Monday, April 21, 2008

Fed Power?!

"There's something strange about the Treasury Department's suggestions for the reform of banking regulation and about the cascade of commentary on it. From one end to the other, there's an assumption that the [Fed] has somehow lacked the information and authority it could have used to prevent the insanity that has engulfed the credit markets. ... Yet the investment banks that mattered, including Bear Stearns, (and Morgan Stanley, Merrill, Lehman and Goldman, not to mention the mortgage lender Countrywide), were all among the 20-odd primary dealers who help the Fed distribute Treasury bills in the weekly auctions that fund the federal government. ... Most commentators on the current credit crisis have argued that the banking regulators and supervisors played no role in its inception, because the bad mortgages were written and sold and packaged by unregulated mortgagge brokers and mortgage bankers.
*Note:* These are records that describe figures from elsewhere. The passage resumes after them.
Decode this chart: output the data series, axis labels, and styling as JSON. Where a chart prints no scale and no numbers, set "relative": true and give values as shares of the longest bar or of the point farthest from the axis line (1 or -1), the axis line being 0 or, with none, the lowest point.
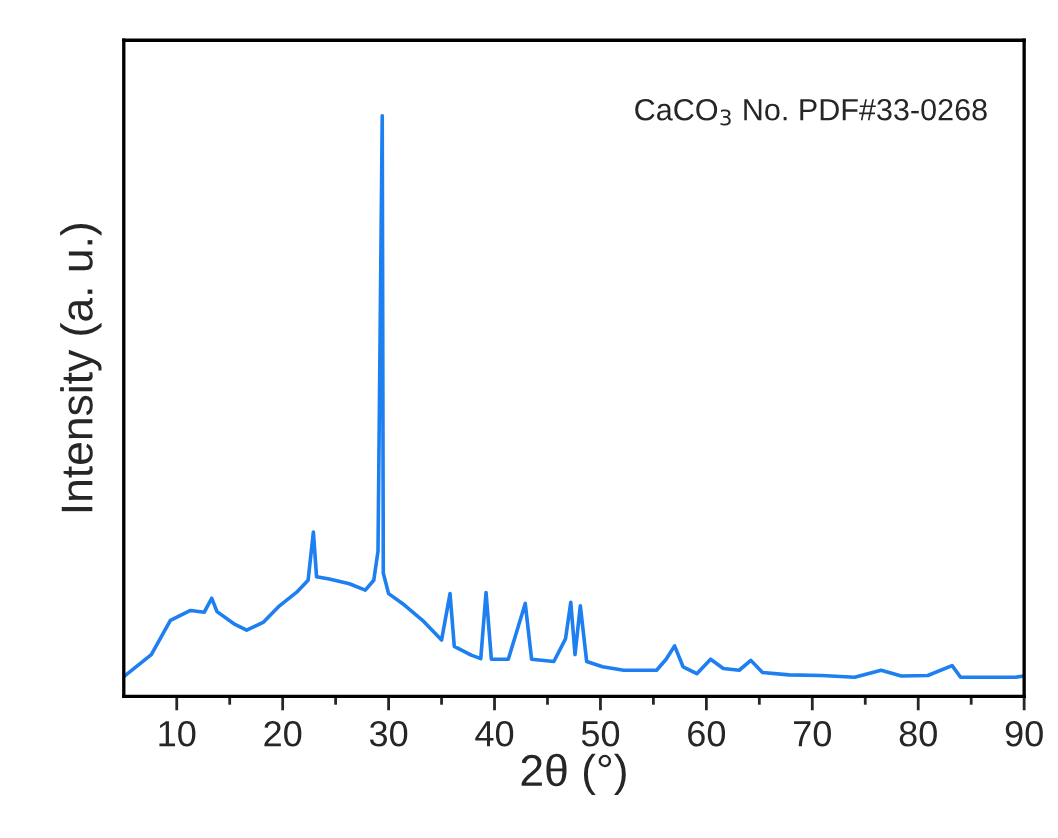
{
  "chart_data": {
    "type": "line",
    "relative": true,
    "xlabel": "2θ (°)",
    "ylabel": "Intensity (a. u.)",
    "annotations": [
      "CaCO$_{3}$ No. PDF#33-0268"
    ],
    "xlim": [
      5,
      90
    ],
    "xticks": [
      10,
      {
        "value": 15,
        "label": null
      },
      20,
      {
        "value": 25,
        "label": null
      },
      30,
      {
        "value": 35,
        "label": null
      },
      40,
      {
        "value": 45,
        "label": null
      },
      50,
      {
        "value": 55,
        "label": null
      },
      60,
      {
        "value": 65,
        "label": null
      },
      70,
      {
        "value": 75,
        "label": null
      },
      80,
      {
        "value": 85,
        "label": null
      },
      90
    ],
    "tick_labels": "x",
    "grid": false,
    "legend": false,
    "series": [
      {
        "color": "#1e7ff0",
        "x": [
          5,
          7.6,
          9.4,
          11.3,
          12.6,
          13.3,
          13.8,
          15.4,
          16.6,
          18.2,
          19.7,
          21.3,
          22.4,
          22.9,
          23.2,
          24.4,
          26.3,
          27.8,
          28.6,
          29.0,
          29.4,
          29.5,
          30.0,
          31.3,
          33.2,
          35.0,
          35.8,
          36.2,
          37.8,
          38.7,
          39.2,
          39.7,
          41.3,
          42.9,
          43.5,
          45.6,
          46.7,
          47.2,
          47.6,
          48.1,
          48.7,
          50.2,
          52.2,
          55.3,
          56.2,
          57.0,
          57.8,
          59.1,
          60.4,
          61.6,
          63.1,
          64.2,
          65.3,
          67.8,
          70.9,
          74.0,
          76.5,
          78.4,
          80.9,
          83.2,
          84.0,
          86.5,
          89.2,
          90
        ],
        "values": [
          0.034,
          0.072,
          0.131,
          0.148,
          0.145,
          0.169,
          0.146,
          0.125,
          0.114,
          0.128,
          0.156,
          0.179,
          0.2,
          0.283,
          0.206,
          0.202,
          0.194,
          0.183,
          0.2,
          0.25,
          1.0,
          0.212,
          0.177,
          0.16,
          0.131,
          0.097,
          0.177,
          0.086,
          0.071,
          0.065,
          0.179,
          0.064,
          0.064,
          0.16,
          0.064,
          0.06,
          0.099,
          0.162,
          0.072,
          0.156,
          0.06,
          0.051,
          0.045,
          0.045,
          0.064,
          0.087,
          0.051,
          0.039,
          0.064,
          0.048,
          0.045,
          0.062,
          0.041,
          0.037,
          0.036,
          0.033,
          0.045,
          0.035,
          0.036,
          0.053,
          0.033,
          0.033,
          0.033,
          0.035
        ]
      }
    ]
  }
}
But all the bank-holding companies had subsidiaries that were active in the mortgage market, and virtually all the mortgages packaged for sale by private entities passed through some subsidiary of some bank-holding company or some bank-controlled investment vehicle at some time between the inking of the contract and its disappearance into a collateralized security. ... Of course, Fed examiners don't look at individual loans any more; they just ask banks whether they are living up to their own standards of due diligence, and if it's OK with the bank it's OK with the Fed. ... Like the stock market of the 1960s, this over-the-counter system has blown up, leaving behind gaseous waves of mistrust. ... We should note in passing that the big beneficiaries of the Fed's action on Bear Stearns were the sellers of credit derivatives insuring Bear's obligations. ... The truth is that the Fed had plenty of authority to take the steps that would have avoided today's dangers and its own embarrassments. The problem was that the Fed lacked the will to supervise", Martin Mayer (MM) at Barron's, 14 April 2008.

MM brought something to my attention I hadn't thought about before, i.e., current conditions in the derivative markets are like those of the put and call dealers in the 1960s before the advent of the CBOE and the existence of clearing houses. Crazy. I agree with MM, Bear's insurers were big beneficiaries of the Bear bailout.